Lexus-Fahrer sind anders. Und das ist nicht böse gemeint. Aber es ist ein Fakt. Und das liegt vermutlich auch daran, dass ein Lexus immer auch ein wenig anders ist als die restlichen Mitbewerber im Segment. Noch ein Fakt: Kein anderer Hersteller setzt mehr Hybridmodelle im Premium-Segment um als Lexus! Und kein anderer Hersteller setzt derzeit auf ein derart extrovertiertes Design wie Lexus. Der neue Lexus RX macht da keine Ausnahme, er demonstriert die Eigenständigkeit, das “anders sein” – aber auf eine angenehme Art!
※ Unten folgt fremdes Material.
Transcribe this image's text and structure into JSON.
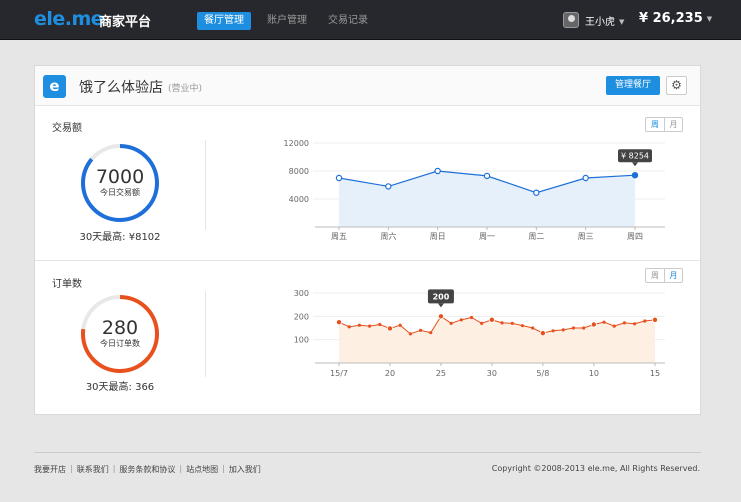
{
  "header": {
    "logo": "ele.me",
    "brand": "商家平台",
    "tabs": [
      {
        "label": "餐厅管理",
        "active": true
      },
      {
        "label": "账户管理",
        "active": false
      },
      {
        "label": "交易记录",
        "active": false
      }
    ],
    "user": "王小虎",
    "balance": "¥ 26,235"
  },
  "store": {
    "logo_letter": "e",
    "name": "饿了么体验店",
    "status": "(营业中)",
    "manage_label": "管理餐厅",
    "gear_icon": "gear-icon"
  },
  "transactions": {
    "title": "交易额",
    "today_value": "7000",
    "today_label": "今日交易额",
    "max_label": "30天最高: ¥8102",
    "toggle": [
      "周",
      "月"
    ],
    "ring_fraction": 0.86,
    "ring_color": "#1e6fd9"
  },
  "orders": {
    "title": "订单数",
    "today_value": "280",
    "today_label": "今日订单数",
    "max_label": "30天最高: 366",
    "toggle": [
      "周",
      "月"
    ],
    "ring_fraction": 0.77,
    "ring_color": "#e8501e"
  },
  "chart_data": [
    {
      "type": "area",
      "categories": [
        "周五",
        "周六",
        "周日",
        "周一",
        "周二",
        "周三",
        "周四"
      ],
      "values": [
        7000,
        5800,
        8000,
        7300,
        4900,
        7000,
        7400
      ],
      "yticks": [
        4000,
        8000,
        12000
      ],
      "ylim": [
        0,
        12000
      ],
      "tooltip": "¥ 8254",
      "color": "#1e6fd9"
    },
    {
      "type": "area",
      "xticks": [
        "15/7",
        "20",
        "25",
        "30",
        "5/8",
        "10",
        "15"
      ],
      "values": [
        175,
        155,
        162,
        158,
        165,
        148,
        162,
        125,
        140,
        130,
        200,
        170,
        185,
        195,
        170,
        185,
        172,
        170,
        160,
        150,
        128,
        138,
        142,
        150,
        150,
        165,
        175,
        158,
        172,
        168,
        180,
        185
      ],
      "yticks": [
        100,
        200,
        300
      ],
      "ylim": [
        0,
        300
      ],
      "tooltip": "200",
      "color": "#e8501e"
    }
  ],
  "footer": {
    "links": [
      "我要开店",
      "联系我们",
      "服务条款和协议",
      "站点地图",
      "加入我们"
    ],
    "copyright": "Copyright ©2008-2013 ele.me, All Rights Reserved."
  }
}
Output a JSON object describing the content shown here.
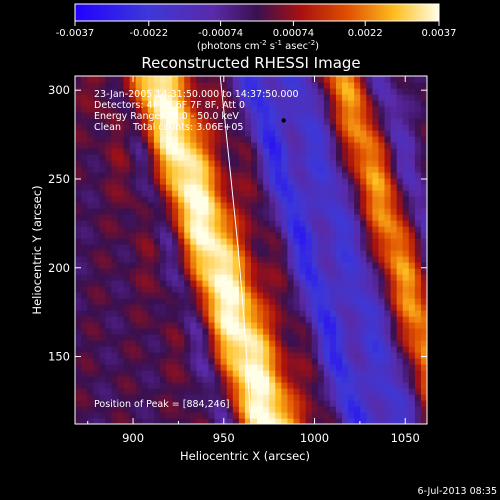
{
  "chart_data": {
    "type": "heatmap",
    "title": "Reconstructed RHESSI Image",
    "xlabel": "Heliocentric X (arcsec)",
    "ylabel": "Heliocentric Y (arcsec)",
    "xlim": [
      868,
      1062
    ],
    "ylim": [
      112,
      308
    ],
    "x_ticks": [
      900,
      950,
      1000,
      1050
    ],
    "y_ticks": [
      150,
      200,
      250,
      300
    ],
    "colorbar": {
      "ticks": [
        "-0.0037",
        "-0.0022",
        "-0.00074",
        "0.00074",
        "0.0022",
        "0.0037"
      ],
      "range": [
        -0.0037,
        0.0037
      ],
      "label_main": "(photons cm",
      "label_sup1": "-2",
      "label_mid": " s",
      "label_sup2": "-1",
      "label_end": " asec",
      "label_sup3": "-2",
      "label_close": ")"
    },
    "annotations": [
      "23-Jan-2005 14:31:50.000 to 14:37:50.000",
      "Detectors: 4F 5F 6F 7F 8F, Att 0",
      "Energy Range: 25.0 - 50.0 keV",
      "Clean    Total counts: 3.06E+05"
    ],
    "peak_label": "Position of Peak = [884,246]",
    "peak_position": [
      884,
      246
    ],
    "limb_curve": [
      [
        948,
        308
      ],
      [
        953,
        260
      ],
      [
        958,
        210
      ],
      [
        962,
        160
      ],
      [
        965,
        112
      ]
    ],
    "bands": [
      {
        "x0": 945,
        "slope": -0.33,
        "width": 26,
        "amp": 1.0
      },
      {
        "x0": 922,
        "slope": -0.3,
        "width": 9,
        "amp": -0.55
      },
      {
        "x0": 965,
        "slope": -0.33,
        "width": 12,
        "amp": -0.35
      },
      {
        "x0": 994,
        "slope": -0.3,
        "width": 9,
        "amp": -0.75
      },
      {
        "x0": 1018,
        "slope": -0.3,
        "width": 12,
        "amp": -0.55
      },
      {
        "x0": 1045,
        "slope": -0.3,
        "width": 12,
        "amp": 0.65
      },
      {
        "x0": 1065,
        "slope": -0.3,
        "width": 8,
        "amp": -0.35
      }
    ],
    "colormap": [
      [
        0.0,
        "#2200ff"
      ],
      [
        0.2,
        "#3d38d8"
      ],
      [
        0.38,
        "#5a2aa8"
      ],
      [
        0.5,
        "#3a1050"
      ],
      [
        0.62,
        "#a81010"
      ],
      [
        0.75,
        "#e05000"
      ],
      [
        0.88,
        "#ffc020"
      ],
      [
        1.0,
        "#ffffe8"
      ]
    ]
  },
  "footer": {
    "date": "6-Jul-2013 08:35"
  }
}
mein-auto-blog Test: Erste Fahrt im neuen Lexus RX

Turbo oder Hybrid? Hauptsache anders!

Mit dem neuen RX stellt Lexus bereits die vierte Generation des eigenen Premium-SUV vor. Bei mehr als  2.2 Millionen RX bislang und weltweit scheint das “Konzept” des “anderen Premium” durchaus auch aufzugehen. Wenngleich der RX in Deutschland eine Statistenrolle übernimmt. Und das trotz des extrem guten Preises. So kostet ein Lexus RX 400h mit 58.900 € gleich einmal knapp 10.000 € weniger als ein vergleichbarer BMW X5. Wobei der Münchner als Diesel-Darling angeboten wird und der RX als Hybrid. Bei der Systemleistung von 313 PS muss sich jedoch der RX-Fahrer nicht als Verlierer am Stammtisch fühlen. Dennoch. Der Lexus RX ist der Statist.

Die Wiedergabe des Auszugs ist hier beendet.